Post # 1
Alright, I know that I shouldn’t be afraid of telling my dad how serious SO and I are because it’s my life, and I live on my own already, but it is hard nevertheless. A little history first. My dad and mom never had a good relationship, and they argued a lot when I was little. Like screaming arguments. My father was never abusive to my mom, but beat me with a belt before, hit me so hard it left bruises, hit me across the back with a cane, and slapped me in the face so hard once it broke my new glasses. He has always been a hard man, and when I first told him my boyfriend and I were together, when I still lived with my parents and I was already an adult at the time (18), he demanded I dump my boyfriend immediately and never speak to him again. He kept saying how I was too young to have a boyfriend, and that I need more experience with other guys before getting one. (SO is my first boyfriend) All of this for no reason since he had never met my boyfriend and I have always been a trustworthy, straight and narrow kind of girl. My father is just simply controlling. I was 18 and if I went for a walk, he’d try to get me to either stay home or let him follow me with the car so something didn’t happen to me. (safe neighborhood too so it was very frustrating) So I moved out last July and moved into a new house with my boyfriend. After that, my dad was a bit better, but actually told my cousin he was afraid I’d get caught up in the passion and get pregnant. Really?? Anyway. I guess I’m looking for comfort here. I’m terrified to tell him that my boyfriend and I are looking to get engaged soon. I think he’s still holding onto the hope SO and I will break up and I’ll have “more experience with guys.” By the way, I don’t want other experiences. I truly know SO is my soulmate, and he is the most wonderful person I’ve ever met. I’ve gone through a lot in life, and nobody has been there for me like he has.
Post # 2
How old are you and how long have you and your boyfriend been dating? I definitely don’t think it’s a good thing to rush into marriage, so your father may have a point there, for all he sounds a bit scary and abusive.
Post # 3
Penang1885: I’m going to be 20 in less than three weeks, and my boyfriend is 24. I’m nearly done with my associates degree, SO has a bachelor’s degree, and we own a house together. We have been together for two years, and living together for one. We haven’t really rushed at all, considering we waited a year before moving in together and have lived together for almost a year before talking about engagement. My father is very controlling and flips out over everything.
Post # 4
- Wedding: June 2014 - Baby #2 due Sep 2017
This is just my opinion but owning a house with someone is almost as much of a big commitment as getting engaged to someone!! That already strongly indicates to me that you are in a serious relationship together, and I’m pretty sure your Dad will have noticed that 🙂 Yay! Good luck with your degree!
Post # 5
The thing about controlling people is that they can only really exercise that control if you let them.
Quite clearly your father’s control goes way beyond fatherly protectiveness since he was prepared to use violence in order to keep you in line. Therefore I really think you owe him very little. If you already own a house together that’s as great a commitment as an agreement to marry. So I wouldn’t offer your father the opportunity to comment on your engagement until you ARE engaged.
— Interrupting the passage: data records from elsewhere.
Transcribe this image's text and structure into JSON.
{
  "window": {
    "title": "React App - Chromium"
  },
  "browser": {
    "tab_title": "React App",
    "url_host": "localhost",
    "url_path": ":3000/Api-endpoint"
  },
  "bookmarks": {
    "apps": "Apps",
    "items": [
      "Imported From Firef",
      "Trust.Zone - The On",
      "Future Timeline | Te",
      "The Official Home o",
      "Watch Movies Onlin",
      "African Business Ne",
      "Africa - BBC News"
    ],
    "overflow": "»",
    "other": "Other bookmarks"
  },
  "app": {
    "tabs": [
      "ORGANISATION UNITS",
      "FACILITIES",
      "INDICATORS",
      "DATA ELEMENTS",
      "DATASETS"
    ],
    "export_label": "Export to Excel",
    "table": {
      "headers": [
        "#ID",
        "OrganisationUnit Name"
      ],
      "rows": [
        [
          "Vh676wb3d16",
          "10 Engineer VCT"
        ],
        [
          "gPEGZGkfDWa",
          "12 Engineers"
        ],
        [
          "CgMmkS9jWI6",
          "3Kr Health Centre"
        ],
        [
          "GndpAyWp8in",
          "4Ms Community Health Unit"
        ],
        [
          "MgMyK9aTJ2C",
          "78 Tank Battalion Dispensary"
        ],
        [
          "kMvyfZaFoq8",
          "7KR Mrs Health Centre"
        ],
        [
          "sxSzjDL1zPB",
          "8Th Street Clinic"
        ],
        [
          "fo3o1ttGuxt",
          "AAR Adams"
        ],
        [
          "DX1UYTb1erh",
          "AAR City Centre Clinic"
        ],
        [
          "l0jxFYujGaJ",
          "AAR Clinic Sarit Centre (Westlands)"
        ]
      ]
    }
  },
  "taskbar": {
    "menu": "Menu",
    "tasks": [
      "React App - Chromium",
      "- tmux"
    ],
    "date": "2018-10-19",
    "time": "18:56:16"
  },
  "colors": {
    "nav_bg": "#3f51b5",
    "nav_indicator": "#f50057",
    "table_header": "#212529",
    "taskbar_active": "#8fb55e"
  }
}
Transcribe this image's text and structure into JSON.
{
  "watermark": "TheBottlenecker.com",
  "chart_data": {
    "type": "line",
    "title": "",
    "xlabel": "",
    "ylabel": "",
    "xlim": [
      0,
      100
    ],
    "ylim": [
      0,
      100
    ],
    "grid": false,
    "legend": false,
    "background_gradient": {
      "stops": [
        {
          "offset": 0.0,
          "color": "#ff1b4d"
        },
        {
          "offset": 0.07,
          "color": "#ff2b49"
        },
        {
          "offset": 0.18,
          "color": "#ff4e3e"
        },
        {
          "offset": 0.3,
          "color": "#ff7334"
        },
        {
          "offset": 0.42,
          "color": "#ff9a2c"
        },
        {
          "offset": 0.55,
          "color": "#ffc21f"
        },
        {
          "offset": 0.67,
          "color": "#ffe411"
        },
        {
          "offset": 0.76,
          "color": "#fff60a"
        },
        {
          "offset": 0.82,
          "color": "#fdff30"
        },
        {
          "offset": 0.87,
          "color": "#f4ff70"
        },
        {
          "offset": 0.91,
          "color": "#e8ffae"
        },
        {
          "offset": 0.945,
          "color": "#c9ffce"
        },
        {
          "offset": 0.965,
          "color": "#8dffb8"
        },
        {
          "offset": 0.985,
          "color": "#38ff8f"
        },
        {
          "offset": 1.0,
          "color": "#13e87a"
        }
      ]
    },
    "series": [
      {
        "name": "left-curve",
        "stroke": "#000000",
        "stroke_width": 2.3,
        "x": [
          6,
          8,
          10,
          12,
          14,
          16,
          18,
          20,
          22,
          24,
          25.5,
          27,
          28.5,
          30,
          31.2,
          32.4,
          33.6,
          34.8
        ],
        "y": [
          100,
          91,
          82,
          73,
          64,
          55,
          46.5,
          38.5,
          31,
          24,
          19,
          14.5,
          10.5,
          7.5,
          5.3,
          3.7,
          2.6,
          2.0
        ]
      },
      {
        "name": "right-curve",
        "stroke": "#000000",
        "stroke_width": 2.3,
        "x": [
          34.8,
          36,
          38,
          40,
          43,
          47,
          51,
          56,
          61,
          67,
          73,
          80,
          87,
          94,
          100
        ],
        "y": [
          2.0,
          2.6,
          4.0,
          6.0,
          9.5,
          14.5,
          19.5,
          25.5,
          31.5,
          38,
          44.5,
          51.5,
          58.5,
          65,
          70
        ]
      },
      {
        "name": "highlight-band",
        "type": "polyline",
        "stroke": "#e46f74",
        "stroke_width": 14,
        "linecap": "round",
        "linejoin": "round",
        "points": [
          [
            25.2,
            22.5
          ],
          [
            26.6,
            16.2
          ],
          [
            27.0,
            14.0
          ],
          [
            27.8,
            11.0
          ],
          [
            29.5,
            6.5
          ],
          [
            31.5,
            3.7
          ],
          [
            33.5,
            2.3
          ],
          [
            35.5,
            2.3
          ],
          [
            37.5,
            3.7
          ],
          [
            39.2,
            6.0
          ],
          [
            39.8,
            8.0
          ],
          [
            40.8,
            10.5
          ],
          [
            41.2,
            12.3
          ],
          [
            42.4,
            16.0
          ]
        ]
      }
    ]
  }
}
If you think he will flip out in a way that compromises your safety then this is one of those rare occasions when a face to face encounter may be unwise and he may have to be told by phone call.
Either way, decline to allow him a negative opinion. If he flares up then simply say that your mind is made up, you and your FI are very happy with the decision to marry and that you’d hoped your father could also support your decision. If not then that really is HIS problem and not yours. But for sure, all the while he cannot be trusted to respond appropriately, I’d be very wary of involving your father in any aspect of your life as an independent adult.
Post # 6
I think you need to really detatch yourself emotionally from your father and his opinions. You aren’t with in his grasp of control but it seems like you still feel that way. You have a lot of fear regarding him, makes sense seeing as he abused you violently- have you ever talked through that with a therapist?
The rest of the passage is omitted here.